Le lecteur l’aura certainement noté, le niveau où je vois la sublimation s’élaborer est le même que celui où l’on place les procédés plastiques de camouflage qui donnent forme au contenu manifeste d’un rêve ou d’un fantasme : la symbolisation, la figuration, la mise en pensées et la mise en mots. Il ne s’agit pas là d’une coïncidence, car la sublimation utilise précisément ces mécanismes plastiques pour son processus créateur. C’est grâce à eux qu’elle élabore les équivalences entre l’inconscient et le préconscient-conscient qui transmuteront un matériau asocial en une manifestation socioculturellement valorisée.

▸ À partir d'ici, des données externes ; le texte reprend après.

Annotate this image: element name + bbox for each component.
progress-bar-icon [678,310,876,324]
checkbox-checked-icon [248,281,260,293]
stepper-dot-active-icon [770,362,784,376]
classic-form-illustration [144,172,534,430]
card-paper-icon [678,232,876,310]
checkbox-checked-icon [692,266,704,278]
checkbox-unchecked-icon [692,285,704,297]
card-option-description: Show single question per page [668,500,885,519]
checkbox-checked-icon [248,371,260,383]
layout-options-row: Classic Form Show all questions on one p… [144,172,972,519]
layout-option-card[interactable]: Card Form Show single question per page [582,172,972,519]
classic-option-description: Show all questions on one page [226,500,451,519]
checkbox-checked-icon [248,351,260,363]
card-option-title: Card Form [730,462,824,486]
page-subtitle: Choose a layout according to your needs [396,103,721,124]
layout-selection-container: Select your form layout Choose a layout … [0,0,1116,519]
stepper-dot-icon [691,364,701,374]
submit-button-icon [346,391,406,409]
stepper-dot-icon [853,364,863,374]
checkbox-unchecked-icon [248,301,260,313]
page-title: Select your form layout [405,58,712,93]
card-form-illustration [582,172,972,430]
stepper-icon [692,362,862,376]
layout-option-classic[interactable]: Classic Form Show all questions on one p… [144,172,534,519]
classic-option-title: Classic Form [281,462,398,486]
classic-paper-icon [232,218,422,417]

La sublimation de l’agressivité

Si l’on a été sensible aux arguments que j’ai développés, on se sera convaincu que l’agressivité peut se sublimer. Mais avant d’en venir à des aspects théoriques, j’aimerais encore donner un exemple du matériel analytique qui parle pour une sublimation de l’agressivité. Je pense à un jeune homme qui compose pour un groupe de musiciens amateurs. Cette activité est parfaitement intégrée à sa personnalité, il la vit comme un épanouissement et une source de satisfactions. De fait, elle se trouve aux antipodes des difficultés qui l’ont amené sur le divan. Au cours de l’analyse de son Œdipe, des vécus infantiles de rivalité avec son père font surface et de violents désirs mortifères parviennent alors à s’exprimer. Après une série de séances cathartiques, l’analysé constate qu’il n’a plus envie de composer et se sent privé d’inspiration : la tension inconsciente abaissée, la poussée agressive n’est plus là pour alimenter la sublimation ! Le travail analytique se poursuit, marqué par deux éléments inattendus. D’une part, la disparition subite d’une répulsion alimentaire qui gênait l’analysé depuis longtemps ; d’autre part,  il se remet à composer, mais il remarque que les thèmes et les rythmes ont changé. C’est que, entre-temps, l’analyse a glissé de l’agressivité œdipienne à une agressivité plus archaïque, ayant la mère pour objet. L’élaboration associative a permis à une partie de l’oralité conflictuelle, qui n’avait jusque là d’autre issue que de s’exprimer en symptômes, de se sublimer dans la production artistique.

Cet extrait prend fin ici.